Friday, September 15, 2017

This is Water- David Foster Wallace

Prompt: In what ways could Wallace’s theory about education be applicable to the writing of Alice Munro? Justify your conclusion.

            In the commencement speech, This is Water (2009), Wallace examines the pivotal impact of education in our daily lives. Specifically, Wallace expresses that true freedom acquired through the means of education is the ability to be conscious, sympathetic, and adjusted.

Throughout his commencement speech, Wallace discusses various topics such as “the difficulty of empathy” and “the essential lonesomeness of adult life.” The liberal-art system teaches students how to think, and essentially how to escape our “hard-wired default-setting lens of self.” He suggests that being conscious of what we choose to pay attention to, changes the way we establish meaning from experience in our daily lives. Wallace encourages the reader to consider that while we are confronted with negative experiences, we always have a choice. When one has mastered how to think and be aware, one knows they have other options. The trick, however, is to continue this “capital-T Truth” in our daily consciousness. Wallace states that real freedom is “being able to truly care about other people and to sacrifice for them, over and over, in myriad petty little unsexy ways, every day… The alternative is unconsciousness, the default-setting, the “rat race”—the constant gnawing sense of having had and lost some infinite thing.”
To illustrate this theory to the reader, he exemplifies this conscious awareness in a daily situation—one which is yet to be discovered by the graduating seniors of Kenyon College—; the definition of “day in, day out.” The daily boredom, routine and petty frustration an average working adult experiences after a tiring day at work while shopping in an overly crowded grocery store showcases the importance of the work of choosing. If one doesn’t make a conscious decision about what to pay attention to, one is going to feel miserable every time when going grocery shopping due to the hours of queuing at the checkout desk, and other people who are in your way. Contrarily, when one has the power to choose a different approach one may experience a meaningful, sacred unity of things. By controlling how we translate meaning from experience through consciousness, which education stimulates students to do, we will “die a thousand death” during our lifetime. 

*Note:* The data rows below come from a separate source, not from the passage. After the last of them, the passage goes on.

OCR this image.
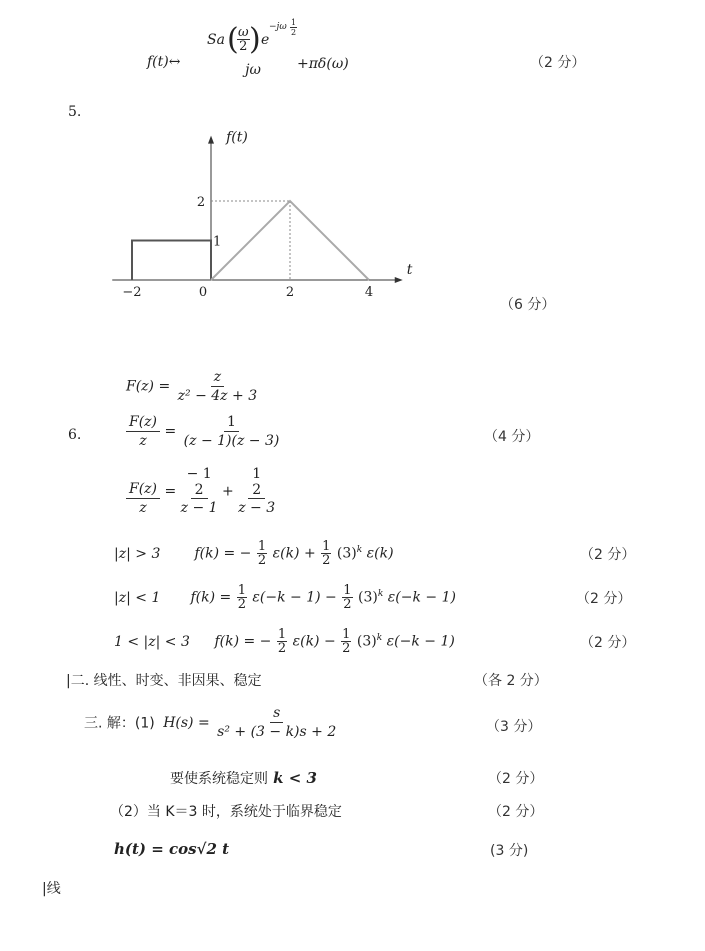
f(t)↔
Sa (
$\frac{\omega}{2}$ ) e
$-j\omega \frac{1}{2}$
jω	+πδ(ω)	（2 分）
5.
−2	0	2	4
1
2
f(t)
t
（6 分）
$F(z) = \frac{z}{\text{z² − 4z + 3}}$
6.	$\frac{F(z)}{z} = \frac{1}{(z - 1)(z - 3)}$	（4 分）
$\frac{F(z)}{z}$ =
− 1
2
z − 1
+
1
2
z − 3
|z| > 3 f(k) = − $\frac{1}{2} \varepsilon(k) + \frac{1}{2} (3)^k$ ε(k)	（2 分）
|z| < 1 $f(k) = \frac{1}{2} \varepsilon(-k - 1) - \frac{1}{2} (3)^k$ ε(−k − 1)	（2 分）
1 < |z| < 3 f(k) = − $\frac{1}{2} \varepsilon(k) - \frac{1}{2} (3)^k$ ε(−k − 1)	（2 分）
|二. 线性、时变、非因果、稳定	（各 2 分）
三. 解：(1) $H(s) = \frac{s}{\text{s² + (3 − k)s + 2}}$	（3 分）
要使系统稳定则 k < 3	（2 分）
（2）当 K＝3 时，系统处于临界稳定	（2 分）
h(t) = cos√2 t	(3 分)
|线
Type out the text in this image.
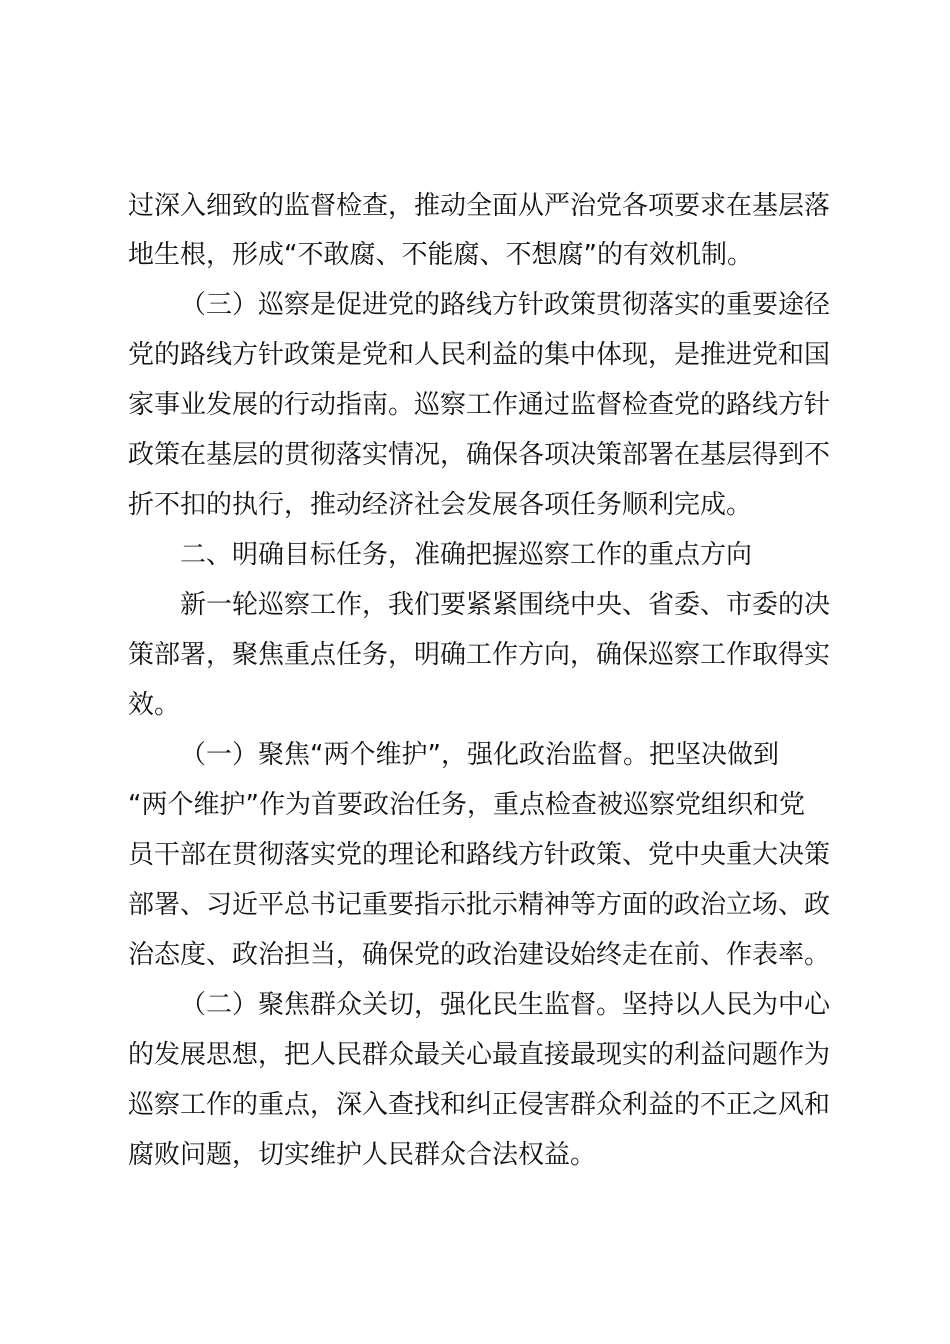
过深入细致的监督检查，推动全面从严治党各项要求在基层落
地生根，形成“不敢腐、不能腐、不想腐”的有效机制。
（三）巡察是促进党的路线方针政策贯彻落实的重要途径
党的路线方针政策是党和人民利益的集中体现，是推进党和国
家事业发展的行动指南。巡察工作通过监督检查党的路线方针
政策在基层的贯彻落实情况，确保各项决策部署在基层得到不
折不扣的执行，推动经济社会发展各项任务顺利完成。
二、明确目标任务，准确把握巡察工作的重点方向
新一轮巡察工作，我们要紧紧围绕中央、省委、市委的决
策部署，聚焦重点任务，明确工作方向，确保巡察工作取得实
效。
（一）聚焦“两个维护”，强化政治监督。把坚决做到
“两个维护”作为首要政治任务，重点检查被巡察党组织和党
员干部在贯彻落实党的理论和路线方针政策、党中央重大决策
部署、习近平总书记重要指示批示精神等方面的政治立场、政
治态度、政治担当，确保党的政治建设始终走在前、作表率。
（二）聚焦群众关切，强化民生监督。坚持以人民为中心
的发展思想，把人民群众最关心最直接最现实的利益问题作为
巡察工作的重点，深入查找和纠正侵害群众利益的不正之风和
腐败问题，切实维护人民群众合法权益。
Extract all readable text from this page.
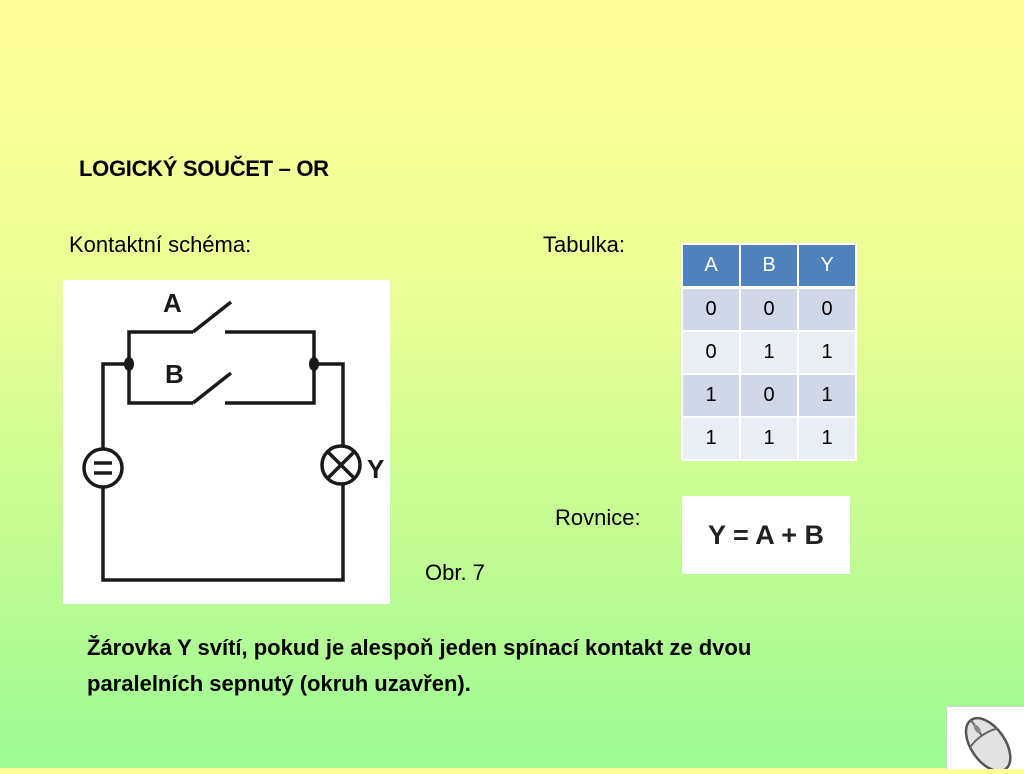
LOGICKÝ SOUČET – OR
Kontaktní schéma:	Tabulka:
A
B
Y
A	B	Y
0	0	0
0	1	1
1	0	1
1	1	1
Rovnice:
Y = A + B
Obr. 7
Žárovka Y svítí, pokud je alespoň jeden spínací kontakt ze dvou paralelních sepnutý (okruh uzavřen).
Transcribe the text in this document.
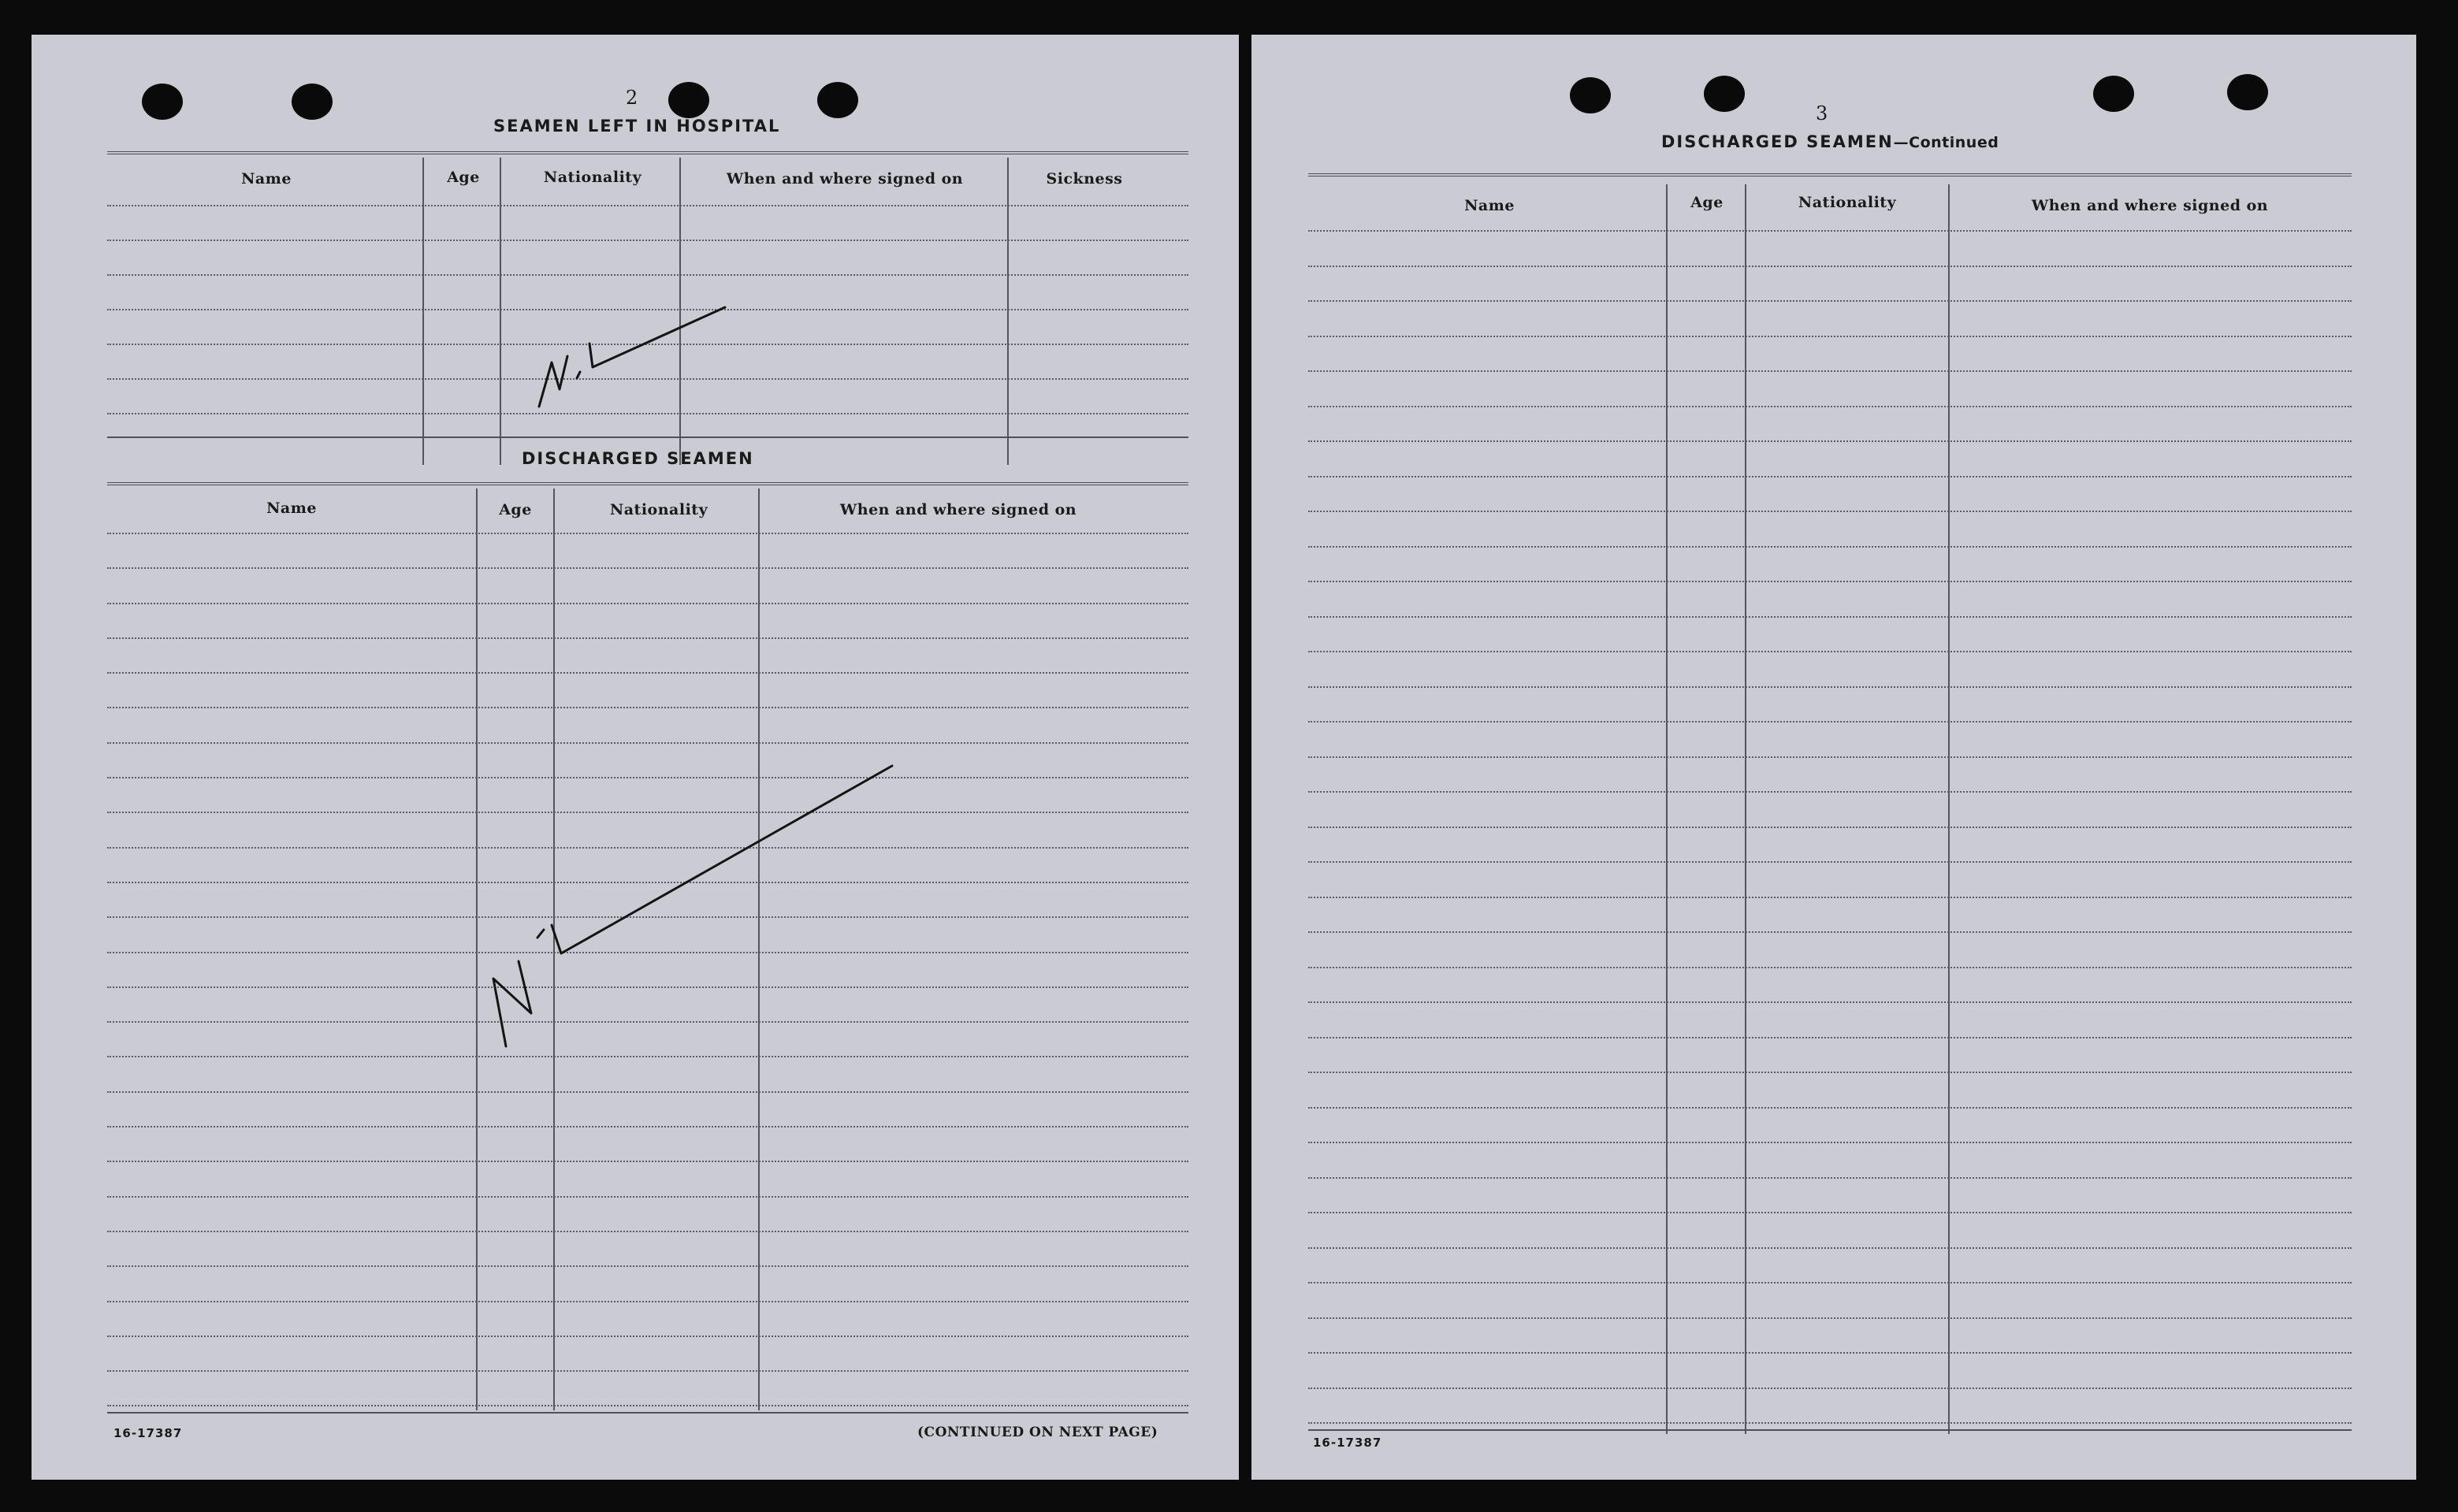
2
SEAMEN LEFT IN HOSPITAL
Name	Age	Nationality	When and where signed on	Sickness
DISCHARGED SEAMEN
Name	Age	Nationality	When and where signed on
16-17387	(CONTINUED ON NEXT PAGE)
3
DISCHARGED SEAMEN—Continued
Name	Age	Nationality	When and where signed on
16-17387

This introduces the ability to develop social perception, empathy and most importantly, emotional intelligence through literature. In the New York Times article For Better Social Skills, Scientists Recommend a Little Chekhov, Belluck suggests that literary fiction allows for better social skills due to the exposure of imagination which motivates readers to connect with a character’s sensitive and complex personality. Stemming from Wallace’s theory, this can, therefore, be applied to Alice Munro’s literary fiction such as her short stories Boys and Girls, Royal Beatings, Moons of Jupiter, Family Furnishings and Runaway. In my opinion, I believe that the power of literature is that readers are able to experience or emotionally connect to different characters, conflicts, times and situations which transcend their own context. When doing so, readers are equipped with a new and more aware insight to reinvent themselves and reflect on their role in shared humanity. This is evident in Munro’s literary work, as the reader is taken into the mind of the characters which confront deep-rooted traditions. In a prose style, the readers experience the world of human complexities which allow us to understand our similarities and differences in society. This social awareness is what constructs our consciousness and empathy, both in education and literary fiction. As Anne Lamott stated: “Writing and reading decrease our sense of isolation. They deepen and widen and expand our sense of life: they feed the soul.”